Nuclear Factor-κB Activation via Tyrosine Phosphorylation of Inhibitor κB-α Is Crucial for Ciliary Neurotrophic Factor-Promoted Neurite Growth from Developing Neurons

Abstract

The cytokine ciliary neurotrophic factor (CNTF) promotes the growth of neural processes from many kinds of neurons in the developing and regenerating adult nervous system, but the intracellular signaling mechanisms mediating this important function of CNTF are poorly understood. Here, we show that CNTF activates the nuclear factor-κB (NF-κB) transcriptional system in neonatal sensory neurons and that blocking NF-κB-dependent transcription inhibits CNTF-promoted neurite growth.

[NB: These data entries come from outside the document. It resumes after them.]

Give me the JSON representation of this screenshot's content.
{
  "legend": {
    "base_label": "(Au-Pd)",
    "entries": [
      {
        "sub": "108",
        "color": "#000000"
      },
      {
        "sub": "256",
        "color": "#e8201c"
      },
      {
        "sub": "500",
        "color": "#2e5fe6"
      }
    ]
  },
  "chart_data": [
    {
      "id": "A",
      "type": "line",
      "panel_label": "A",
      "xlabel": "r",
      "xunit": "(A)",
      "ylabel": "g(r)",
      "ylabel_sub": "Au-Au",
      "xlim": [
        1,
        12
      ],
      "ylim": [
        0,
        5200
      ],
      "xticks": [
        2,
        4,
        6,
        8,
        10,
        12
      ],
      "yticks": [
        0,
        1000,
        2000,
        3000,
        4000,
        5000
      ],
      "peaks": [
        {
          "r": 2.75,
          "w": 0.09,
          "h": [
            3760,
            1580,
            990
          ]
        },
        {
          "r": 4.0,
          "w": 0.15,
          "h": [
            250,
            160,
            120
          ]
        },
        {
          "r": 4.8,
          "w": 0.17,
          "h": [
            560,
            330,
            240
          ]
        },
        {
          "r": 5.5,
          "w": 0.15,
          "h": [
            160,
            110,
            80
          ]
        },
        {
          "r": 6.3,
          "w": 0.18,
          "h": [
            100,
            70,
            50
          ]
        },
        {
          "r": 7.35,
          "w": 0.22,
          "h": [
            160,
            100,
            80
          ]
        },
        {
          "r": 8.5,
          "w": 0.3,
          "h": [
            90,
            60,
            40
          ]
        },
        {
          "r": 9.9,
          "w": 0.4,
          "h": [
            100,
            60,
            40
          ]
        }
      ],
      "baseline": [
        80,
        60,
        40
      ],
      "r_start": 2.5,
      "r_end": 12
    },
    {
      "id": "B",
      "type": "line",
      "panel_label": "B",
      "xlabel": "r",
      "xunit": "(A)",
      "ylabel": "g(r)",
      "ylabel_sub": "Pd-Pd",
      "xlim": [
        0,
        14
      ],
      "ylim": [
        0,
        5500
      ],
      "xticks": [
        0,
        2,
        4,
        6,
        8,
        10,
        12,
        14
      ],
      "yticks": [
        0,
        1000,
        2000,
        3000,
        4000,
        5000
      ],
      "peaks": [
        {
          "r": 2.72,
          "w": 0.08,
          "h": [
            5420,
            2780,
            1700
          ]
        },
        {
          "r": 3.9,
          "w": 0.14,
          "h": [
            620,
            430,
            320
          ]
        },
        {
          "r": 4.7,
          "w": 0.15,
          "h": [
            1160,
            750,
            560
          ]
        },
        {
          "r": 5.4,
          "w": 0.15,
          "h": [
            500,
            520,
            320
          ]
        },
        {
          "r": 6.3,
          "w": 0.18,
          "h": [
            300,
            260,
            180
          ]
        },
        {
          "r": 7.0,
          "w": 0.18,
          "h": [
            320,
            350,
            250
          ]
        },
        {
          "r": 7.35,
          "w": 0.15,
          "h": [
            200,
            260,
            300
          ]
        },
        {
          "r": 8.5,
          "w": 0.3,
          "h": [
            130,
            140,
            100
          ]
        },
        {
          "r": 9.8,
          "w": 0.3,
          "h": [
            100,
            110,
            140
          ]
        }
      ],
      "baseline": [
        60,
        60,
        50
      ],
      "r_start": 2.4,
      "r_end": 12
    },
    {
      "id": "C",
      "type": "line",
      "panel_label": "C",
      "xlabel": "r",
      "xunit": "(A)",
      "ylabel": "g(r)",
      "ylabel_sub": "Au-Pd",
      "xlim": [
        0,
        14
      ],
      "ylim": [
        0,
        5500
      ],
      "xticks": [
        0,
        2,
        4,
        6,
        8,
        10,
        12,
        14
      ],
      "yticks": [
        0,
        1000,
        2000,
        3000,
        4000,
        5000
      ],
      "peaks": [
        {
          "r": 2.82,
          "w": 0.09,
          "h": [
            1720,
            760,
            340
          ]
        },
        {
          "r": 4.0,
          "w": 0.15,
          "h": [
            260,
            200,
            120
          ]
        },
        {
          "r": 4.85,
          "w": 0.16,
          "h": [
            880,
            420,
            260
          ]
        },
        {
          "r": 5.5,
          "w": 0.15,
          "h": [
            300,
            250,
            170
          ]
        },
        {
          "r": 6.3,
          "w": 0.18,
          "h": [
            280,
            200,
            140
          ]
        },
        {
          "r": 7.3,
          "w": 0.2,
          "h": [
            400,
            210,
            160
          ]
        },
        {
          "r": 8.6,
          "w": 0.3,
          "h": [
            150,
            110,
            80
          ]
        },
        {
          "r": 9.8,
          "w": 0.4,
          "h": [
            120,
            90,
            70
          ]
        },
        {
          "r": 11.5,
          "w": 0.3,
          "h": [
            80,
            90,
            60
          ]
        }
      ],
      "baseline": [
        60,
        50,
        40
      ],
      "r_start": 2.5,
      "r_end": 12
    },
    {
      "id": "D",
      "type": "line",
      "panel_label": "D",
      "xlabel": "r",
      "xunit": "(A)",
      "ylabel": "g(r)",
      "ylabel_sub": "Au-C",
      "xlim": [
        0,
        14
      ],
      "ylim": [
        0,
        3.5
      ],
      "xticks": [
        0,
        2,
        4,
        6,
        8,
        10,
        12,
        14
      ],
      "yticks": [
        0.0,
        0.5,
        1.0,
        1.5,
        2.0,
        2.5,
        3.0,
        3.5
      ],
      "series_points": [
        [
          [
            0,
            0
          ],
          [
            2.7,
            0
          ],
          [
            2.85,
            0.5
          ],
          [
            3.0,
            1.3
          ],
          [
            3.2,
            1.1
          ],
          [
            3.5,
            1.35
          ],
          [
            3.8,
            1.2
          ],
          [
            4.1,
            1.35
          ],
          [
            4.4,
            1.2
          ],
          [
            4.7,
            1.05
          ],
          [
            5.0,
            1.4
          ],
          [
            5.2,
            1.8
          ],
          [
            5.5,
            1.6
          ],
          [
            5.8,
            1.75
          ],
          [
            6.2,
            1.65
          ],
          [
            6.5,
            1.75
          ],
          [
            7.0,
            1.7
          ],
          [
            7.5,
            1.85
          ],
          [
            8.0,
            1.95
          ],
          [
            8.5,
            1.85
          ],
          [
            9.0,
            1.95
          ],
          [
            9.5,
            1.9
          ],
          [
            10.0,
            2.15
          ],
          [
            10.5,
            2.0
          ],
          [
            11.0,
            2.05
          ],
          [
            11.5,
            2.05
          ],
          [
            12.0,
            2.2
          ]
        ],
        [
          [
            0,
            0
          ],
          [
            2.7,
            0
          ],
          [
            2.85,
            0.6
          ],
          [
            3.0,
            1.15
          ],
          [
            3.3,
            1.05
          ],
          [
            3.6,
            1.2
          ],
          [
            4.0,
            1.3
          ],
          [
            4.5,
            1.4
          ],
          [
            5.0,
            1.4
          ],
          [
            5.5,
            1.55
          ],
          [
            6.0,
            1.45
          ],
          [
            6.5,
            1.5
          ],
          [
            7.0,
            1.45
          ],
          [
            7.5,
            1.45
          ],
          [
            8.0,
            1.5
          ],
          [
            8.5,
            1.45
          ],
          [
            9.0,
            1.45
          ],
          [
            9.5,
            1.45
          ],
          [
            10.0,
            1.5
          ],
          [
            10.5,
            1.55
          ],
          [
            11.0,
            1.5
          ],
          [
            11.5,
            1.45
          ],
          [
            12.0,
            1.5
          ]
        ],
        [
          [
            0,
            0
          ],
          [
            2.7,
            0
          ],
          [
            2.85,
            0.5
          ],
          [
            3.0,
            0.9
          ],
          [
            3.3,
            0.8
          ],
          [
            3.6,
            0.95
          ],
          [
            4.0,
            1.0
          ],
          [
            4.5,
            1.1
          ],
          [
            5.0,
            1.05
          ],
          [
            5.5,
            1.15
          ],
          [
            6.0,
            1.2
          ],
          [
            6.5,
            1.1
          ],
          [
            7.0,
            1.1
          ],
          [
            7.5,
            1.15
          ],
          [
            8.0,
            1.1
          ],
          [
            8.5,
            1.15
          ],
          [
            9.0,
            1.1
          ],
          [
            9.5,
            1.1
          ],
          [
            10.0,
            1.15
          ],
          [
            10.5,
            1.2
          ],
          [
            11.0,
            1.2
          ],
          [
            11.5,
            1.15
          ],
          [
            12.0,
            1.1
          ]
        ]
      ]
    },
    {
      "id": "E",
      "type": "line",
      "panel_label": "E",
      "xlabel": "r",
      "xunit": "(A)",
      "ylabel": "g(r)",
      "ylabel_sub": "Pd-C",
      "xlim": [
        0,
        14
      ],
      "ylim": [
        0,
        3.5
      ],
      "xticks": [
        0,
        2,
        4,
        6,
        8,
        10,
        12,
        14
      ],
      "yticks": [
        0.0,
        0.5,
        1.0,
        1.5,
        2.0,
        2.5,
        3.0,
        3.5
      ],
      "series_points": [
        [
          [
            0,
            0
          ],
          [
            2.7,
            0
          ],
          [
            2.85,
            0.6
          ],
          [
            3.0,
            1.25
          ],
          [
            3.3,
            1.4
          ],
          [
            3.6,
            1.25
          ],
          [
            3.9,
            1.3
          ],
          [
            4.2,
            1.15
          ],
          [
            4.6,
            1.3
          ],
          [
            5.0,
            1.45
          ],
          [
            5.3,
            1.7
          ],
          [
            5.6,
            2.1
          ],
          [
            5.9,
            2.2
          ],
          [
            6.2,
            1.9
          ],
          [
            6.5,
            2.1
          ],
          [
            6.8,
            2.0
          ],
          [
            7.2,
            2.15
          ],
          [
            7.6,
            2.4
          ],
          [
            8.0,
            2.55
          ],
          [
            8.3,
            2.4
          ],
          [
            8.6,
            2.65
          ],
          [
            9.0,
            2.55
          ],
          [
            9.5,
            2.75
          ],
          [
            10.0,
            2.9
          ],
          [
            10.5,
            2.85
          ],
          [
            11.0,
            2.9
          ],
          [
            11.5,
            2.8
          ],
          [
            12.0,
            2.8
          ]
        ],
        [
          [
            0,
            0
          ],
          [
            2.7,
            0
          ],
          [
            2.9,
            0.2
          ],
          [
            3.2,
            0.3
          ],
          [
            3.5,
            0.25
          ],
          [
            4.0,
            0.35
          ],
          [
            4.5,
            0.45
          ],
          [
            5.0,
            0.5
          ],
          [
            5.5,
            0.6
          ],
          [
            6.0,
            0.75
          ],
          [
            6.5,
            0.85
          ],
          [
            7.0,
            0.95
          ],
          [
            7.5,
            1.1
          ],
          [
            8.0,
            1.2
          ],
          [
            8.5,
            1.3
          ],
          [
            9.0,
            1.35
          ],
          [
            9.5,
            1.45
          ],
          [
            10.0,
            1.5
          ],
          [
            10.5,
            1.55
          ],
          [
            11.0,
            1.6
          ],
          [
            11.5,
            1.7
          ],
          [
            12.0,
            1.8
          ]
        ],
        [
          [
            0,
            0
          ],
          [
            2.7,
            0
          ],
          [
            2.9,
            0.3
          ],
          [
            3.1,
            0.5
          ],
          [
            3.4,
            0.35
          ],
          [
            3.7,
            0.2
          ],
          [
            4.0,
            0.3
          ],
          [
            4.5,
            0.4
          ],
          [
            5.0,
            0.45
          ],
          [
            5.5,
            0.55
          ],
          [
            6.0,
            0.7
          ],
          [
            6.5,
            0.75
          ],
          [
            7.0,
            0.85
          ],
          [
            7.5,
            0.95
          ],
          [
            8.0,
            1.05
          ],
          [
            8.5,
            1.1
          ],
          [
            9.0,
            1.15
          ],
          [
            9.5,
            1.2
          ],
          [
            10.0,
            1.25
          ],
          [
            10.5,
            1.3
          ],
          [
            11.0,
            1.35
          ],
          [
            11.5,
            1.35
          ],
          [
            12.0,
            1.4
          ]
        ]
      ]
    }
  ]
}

Selectively blocking NF-κB activation by the noncanonical pathway that requires tyrosine phosphorylation of inhibitor κB-α (IκB-α), but not by the canonical pathway that requires serine phosphorylation of IκB-α, also effectively inhibits CNTF-promoted neurite growth. CNTF treatment activates spleen tyrosine kinase (SYK) whose substrates include IκB-α. CNTF-induced SYK phosphorylation is rapidly followed by increased tyrosine phosphorylation of IκB-α, and blocking SYK activation or tyrosine phosphorylation of IκB-α prevents CNTF-induced NF-κB activation and CNTF-promoted neurite growth. These findings demonstrate that NF-κB signaling by an unusual activation mechanism is essential for the ability of CNTF to promote the growth of neural processes in the developing nervous system.